A background investigator failed to check a would-be trooper’s mental health history, allowing him to be hired for the Virginia State Police the year before he sexually extorted and kidnapped a 15-year-old girl and killed three members of her family in California, officials said.
Col. Gary Settle, the Virginia State Police superintendent, wrote in a Dec. 30 letter to the state’s inspector general that the hiring of Austin Lee Edwards, despite his 2016 involuntary admittance to a psychiatric facility, was “the direct result of human error” and appeared to be an isolated incident.
Edwards was hired by the state police in July 2021 and resigned nine months later. He was then hired as a deputy sheriff in Washington County, Virginia, last November, just nine days before the killings in California.
The slayings — and their connection to Virginia — prompted Virginia Gov. Glenn Youngkin to ask the state’s inspector general for a “full investigation.”
Edwards had posed online as a 17-year-old boy while communicating with the 15-year-old girl in California, a form of deception known as “catfishing.” He asked her to send nude photos of herself and she stopped responding to his messages.
On Nov. 25, Edwards killed the girl’s mother and grandparents, then set fire to their home in Riverside, a city about 50 miles (80 kilometers) southeast of downtown Los Angeles.
Edwards died by suicide during a shootout with San Bernardino sheriff’s deputies the same day. The girl was rescued. Riverside detectives are still investigating what prompted Edwards to drive across the country and whether he planned the killings in advance.
Settle’s letter was first reported Monday by the Los Angeles Times.

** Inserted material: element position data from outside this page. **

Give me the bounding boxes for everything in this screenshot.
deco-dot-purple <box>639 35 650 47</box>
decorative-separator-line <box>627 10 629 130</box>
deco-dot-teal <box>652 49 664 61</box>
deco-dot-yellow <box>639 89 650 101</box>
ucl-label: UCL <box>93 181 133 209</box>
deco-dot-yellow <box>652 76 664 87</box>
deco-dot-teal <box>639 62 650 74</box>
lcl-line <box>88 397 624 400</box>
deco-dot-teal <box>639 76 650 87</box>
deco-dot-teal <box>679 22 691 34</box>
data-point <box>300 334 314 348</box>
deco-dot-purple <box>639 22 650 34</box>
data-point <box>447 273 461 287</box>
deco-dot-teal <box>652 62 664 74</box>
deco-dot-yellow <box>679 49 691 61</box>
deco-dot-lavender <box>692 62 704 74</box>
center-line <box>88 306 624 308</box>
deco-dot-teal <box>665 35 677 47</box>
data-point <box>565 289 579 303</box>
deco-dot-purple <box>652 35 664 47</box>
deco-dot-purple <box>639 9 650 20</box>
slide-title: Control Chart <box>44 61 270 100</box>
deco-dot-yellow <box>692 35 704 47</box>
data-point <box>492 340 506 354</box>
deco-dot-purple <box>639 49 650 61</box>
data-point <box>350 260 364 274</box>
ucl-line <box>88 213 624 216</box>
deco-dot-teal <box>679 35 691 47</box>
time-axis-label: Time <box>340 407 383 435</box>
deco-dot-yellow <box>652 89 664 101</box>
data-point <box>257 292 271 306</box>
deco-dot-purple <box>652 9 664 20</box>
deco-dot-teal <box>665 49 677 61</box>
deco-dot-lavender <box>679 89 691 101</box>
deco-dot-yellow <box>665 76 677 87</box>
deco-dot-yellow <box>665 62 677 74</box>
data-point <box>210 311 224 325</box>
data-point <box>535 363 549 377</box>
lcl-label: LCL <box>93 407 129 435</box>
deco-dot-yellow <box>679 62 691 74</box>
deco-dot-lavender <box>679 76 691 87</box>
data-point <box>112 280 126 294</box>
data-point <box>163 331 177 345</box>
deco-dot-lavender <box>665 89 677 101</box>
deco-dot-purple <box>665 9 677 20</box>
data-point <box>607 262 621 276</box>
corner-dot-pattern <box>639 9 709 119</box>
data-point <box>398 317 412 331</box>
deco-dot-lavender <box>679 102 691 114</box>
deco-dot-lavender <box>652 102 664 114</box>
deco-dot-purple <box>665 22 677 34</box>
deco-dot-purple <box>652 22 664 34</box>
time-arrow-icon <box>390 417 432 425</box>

The Virginia State Police had previously — and repeatedly — said there were no red flags during Edwards’ background investigation. However, Edwards had disclosed his 2016 stay at the psychiatric facility — after he threatened to kill his father and himself when he was 21 — during a pre-polygraph interview. The episode was also first reported by the LA Times.
At the time, a judge barred Edwards from purchasing, possessing or transporting firearms and the Times did not find any record that he had petitioned a court to restore his gun rights.
Settle wrote that Edwards’ disclosure of the 2016 incident would not have been an immediate disqualifier for employment at that point of the hiring process but rather an “opportunity for clarification.”
But an unnamed background investigator queried the wrong database — the proper one was linked to firearms and would have pulled up the mental health order — and used the incorrect search code, Settle wrote. Using an incorrect search code meant the investigator did not see the mental health order — which would have disqualified Edwards from state police employment.
This investigator was the only one who was “unaware” of the requirement to search for mental health orders during the background process, according to Settle. A spokesperson for the state police did not immediately say whether that investigator had been disciplined or terminated due to the error.
The state police has since changed its employment processes and background investigation policies and training as a result of Edwards’ hiring.
Youngkin’s office did not immediately respond to a request for comment Tuesday.
Associated Press reporter Denise Lavoie in Richmond, Virginia, contributed.